Wendy Jones: The Sex Lives of English Women
11th November, Galleries of Justice Museum
As an amorphous grey blob, my attitude towards sex has always been largely one of apathy, at least on a personal level. But when it comes to other people talking about it and their experiences, it can be eminently fascinating. Hearing from other people being open and honest and free will always be a uniquely healing experience, after all, if for no other reason than it makes the rest of us feel a little less weird.
With that said, if I’m being honest, my attention was largely caught by the synopsis for this event which boldly stated that ‘In the 700 years that books have been published in England, there has not been one that invites women to talk about what they want from sex.’
“That can’t be right!” I thought, “There has to be at least one.” So I sat and thought about it for a while.
You know that feeling you got when you first heard of the Bechdel test, and you realised how insultingly few mainstream works actually beat it? This was a lot like that.

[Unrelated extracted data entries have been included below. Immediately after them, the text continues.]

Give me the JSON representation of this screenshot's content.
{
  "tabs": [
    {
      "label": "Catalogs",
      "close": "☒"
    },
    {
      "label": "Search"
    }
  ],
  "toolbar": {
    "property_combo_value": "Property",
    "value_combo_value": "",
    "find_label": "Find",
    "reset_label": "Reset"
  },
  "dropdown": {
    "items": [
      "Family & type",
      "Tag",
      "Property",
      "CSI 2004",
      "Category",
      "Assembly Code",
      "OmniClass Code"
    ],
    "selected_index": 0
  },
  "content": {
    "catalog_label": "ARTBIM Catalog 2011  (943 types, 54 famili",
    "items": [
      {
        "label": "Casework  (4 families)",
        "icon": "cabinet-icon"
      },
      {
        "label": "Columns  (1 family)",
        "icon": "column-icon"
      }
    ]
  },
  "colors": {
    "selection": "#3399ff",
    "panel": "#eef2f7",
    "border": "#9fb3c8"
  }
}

Still, I wasn’t exactly sure what to expect from the event. My initial concern was that it would be like my secondary school sex education, where a deeply unqualified biology teacher unveiled a diagram of the womb and squeaked ‘just say no’ at us for five minutes.
I needn’t have worried.
When asked why she wrote the book, Wendy Jones simply smiled and gave a deeply cogent statement. ‘Every inch of a woman’s body has so many rules…I say bugger that.’ At this point, I am completely on board.
The book is a non-fiction piece covering 24 separate women, all of whom identify as English. Each one was interviewed by Jones, in one session and for around three or so hours. Each one speaks about what it personally means to them to be a woman. It’s not, by Jones’ own admission, a statistical book. She chose the interviewees from a broad spectrum, but there was no mathematical formula to it.
Uniquely, Jones does not force any kind of narrative or point into the book. The interviews are all written from the first person perspective of the subject, at no point does Jones step in and add her own thoughts or judgement, she allows the words of the interviewee to sit, and the reader to interpret. Add to this that Jones takes everything said during the interviews at face value, and explicitly did not attempt to verify the women’s stories, the whole thing feels very conversational.
It’s like talk therapy in paperback form.
That’s not a joke. The interviews are frank and honest. They can be titillating, funny and deeply upsetting, sometimes shifting very quickly between the three.
For example, the section Jones read at the event was about a woman, whom Jones named Lois, who had recently come to realise that she was not straight. But it goes deeper than that, into the realm of compulsive fantasizing, and the lines between that and reality, as well as how pornography affected her psyche. I think it perhaps says a lot that the idea of a woman freely admitting to watching pornography, and a genre of pornography stereotypically consumed by heterosexual men at that, felt surprising. In short, it’s as much a piece on addiction as it is on sex.
This was then followed by a short section about a ninety-four year old woman, Mary, and her experiences as a land girl in the Second World War, ‘I was in the woods…and all the assembled troops were encamped overnight nearby. Americans and Canadians. Say no more.’ Her openness and frank way of speaking had us all in giggles, like everyone in the room was suddenly twelve years old again and listening to their grandmother’s inappropriate anecdotes.
Do you see what I mean about the mood shifts?
The rest of the event was taken up by Q&A. Jones chatted about some of the other women covered in the book, from a Buddhist nun to a sex healer. She’s writing a follow up book, about men this time. Apparently that’s been even heavier, to the point where’s she taken some time off from it.
All through this, I wonder if the book might have benefited from having input from Jones. She speaks with a sparkling wit and a delightful honesty. But then that might have taken away from that wonderful therapeutic feeling the book has, and it’s clear that that is her mission statement, so to speak. Every so often she mentions the importance of an open dialogue, of the healing power of sharing experiences.
Something that shines through all of her answers is Jones’ deep admiration for other women, calling each one unique, and her clear sense of empathy and compassion. It was at that point that I knew I had to buy the book. So I did.
No one book will ever get all of us exactly right. But this will more than suffice.